Functions like numpy.random.uniform() return floating point values between a two bounds, including the first bound but excluding the top one. That is, numpy.random.uniform(0,1) may yield 0 but will never result in 1.

I'm taking such numbers and processing them with a function that sometimes returns results outside of the range. I can use numpy.clip() to chop values outside of the range back to 0-1, but unfortunately that limit is inclusive of the top number.

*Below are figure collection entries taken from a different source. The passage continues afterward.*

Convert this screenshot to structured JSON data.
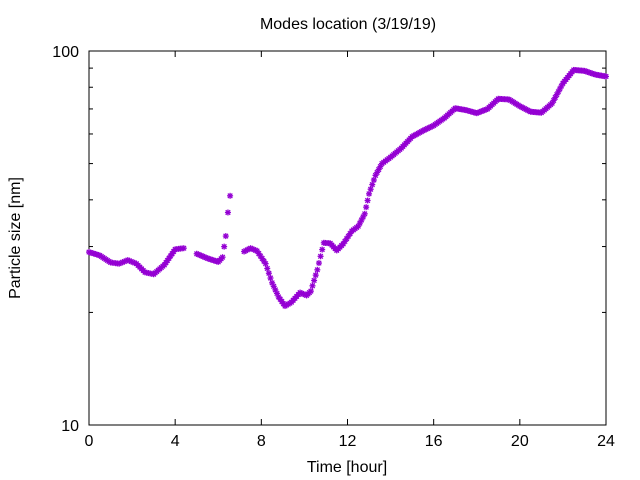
{
  "chart_data": {
    "type": "scatter",
    "title": "Modes location (3/19/19)",
    "xlabel": "Time [hour]",
    "ylabel": "Particle size [nm]",
    "xlim": [
      0,
      24
    ],
    "ylim": [
      10,
      100
    ],
    "yscale": "log",
    "x_ticks": [
      0,
      4,
      8,
      12,
      16,
      20,
      24
    ],
    "x_tick_labels": [
      "0",
      "4",
      "8",
      "12",
      "16",
      "20",
      "24"
    ],
    "y_major_ticks": [
      10,
      100
    ],
    "y_tick_labels": [
      "10",
      "100"
    ],
    "y_minor_ticks": [
      20,
      30,
      40,
      50,
      60,
      70,
      80,
      90
    ],
    "grid": false,
    "legend": "none",
    "marker": "asterisk",
    "color": "#9400d3",
    "series": [
      {
        "points": [
          [
            0.0,
            29.0
          ],
          [
            0.5,
            28.4
          ],
          [
            1.0,
            27.2
          ],
          [
            1.4,
            27.0
          ],
          [
            1.8,
            27.6
          ],
          [
            2.2,
            27.0
          ],
          [
            2.6,
            25.6
          ],
          [
            3.0,
            25.3
          ],
          [
            3.5,
            26.8
          ],
          [
            4.0,
            29.5
          ],
          [
            4.4,
            29.7
          ],
          [
            5.0,
            28.7
          ],
          [
            5.5,
            27.9
          ],
          [
            6.0,
            27.3
          ],
          [
            6.2,
            28.1
          ],
          [
            6.35,
            32.0
          ],
          [
            6.45,
            37.0
          ],
          [
            6.55,
            41.0
          ],
          [
            7.2,
            29.1
          ],
          [
            7.5,
            29.7
          ],
          [
            7.8,
            29.2
          ],
          [
            8.2,
            27.0
          ],
          [
            8.5,
            24.0
          ],
          [
            8.8,
            22.0
          ],
          [
            9.1,
            20.8
          ],
          [
            9.4,
            21.3
          ],
          [
            9.8,
            22.6
          ],
          [
            10.1,
            22.2
          ],
          [
            10.3,
            22.8
          ],
          [
            10.6,
            26.0
          ],
          [
            10.9,
            30.7
          ],
          [
            11.2,
            30.6
          ],
          [
            11.5,
            29.3
          ],
          [
            11.8,
            30.5
          ],
          [
            12.2,
            33.0
          ],
          [
            12.5,
            34.0
          ],
          [
            12.8,
            36.7
          ],
          [
            13.0,
            41.5
          ],
          [
            13.3,
            46.5
          ],
          [
            13.6,
            50.0
          ],
          [
            14.0,
            52.0
          ],
          [
            14.5,
            55.0
          ],
          [
            15.0,
            59.0
          ],
          [
            15.5,
            61.2
          ],
          [
            16.0,
            63.2
          ],
          [
            16.5,
            66.2
          ],
          [
            17.0,
            70.3
          ],
          [
            17.5,
            69.5
          ],
          [
            18.0,
            68.2
          ],
          [
            18.5,
            70.0
          ],
          [
            19.0,
            74.5
          ],
          [
            19.5,
            74.2
          ],
          [
            20.0,
            71.2
          ],
          [
            20.5,
            68.8
          ],
          [
            21.0,
            68.4
          ],
          [
            21.5,
            72.5
          ],
          [
            22.0,
            82.0
          ],
          [
            22.5,
            89.0
          ],
          [
            23.0,
            88.5
          ],
          [
            23.5,
            86.5
          ],
          [
            24.0,
            85.5
          ]
        ]
      }
    ]
  }
}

How do I specify "the number infinitesimally smaller than 1" in python?


Solution

  • Well, if you're using numpy, you can simply use numpy.nextafter:

    >>> import numpy
    >>> numpy.nextafter(1, 0)
    0.99999999999999989
    

    Note that (at least for me):

    >>> import sys
    >>> 1-sys.float_info.epsilon
    0.9999999999999998
    >>> numpy.nextafter(1, 0) - (1-sys.float_info.epsilon)
    1.1102230246251565e-16
    >>> numpy.nextafter(1, 0) > (1-sys.float_info.epsilon)
    True
    

    Incidentally, to second @Robert Kern's point that sometimes random.uniform will include the upper bound for some inputs other than (0, 1):

    >>> import random, numpy
    >>> numpy.nextafter(0,1)
    4.9406564584124654e-324
    >>> random.uniform(0, numpy.nextafter(0,1))
    0.0
    >>> random.uniform(0, numpy.nextafter(0,1))
    0.0
    >>> random.uniform(0, numpy.nextafter(0,1))
    4.9406564584124654e-324
    

    [I share the general sense that there is probably a better way to approach this problem.]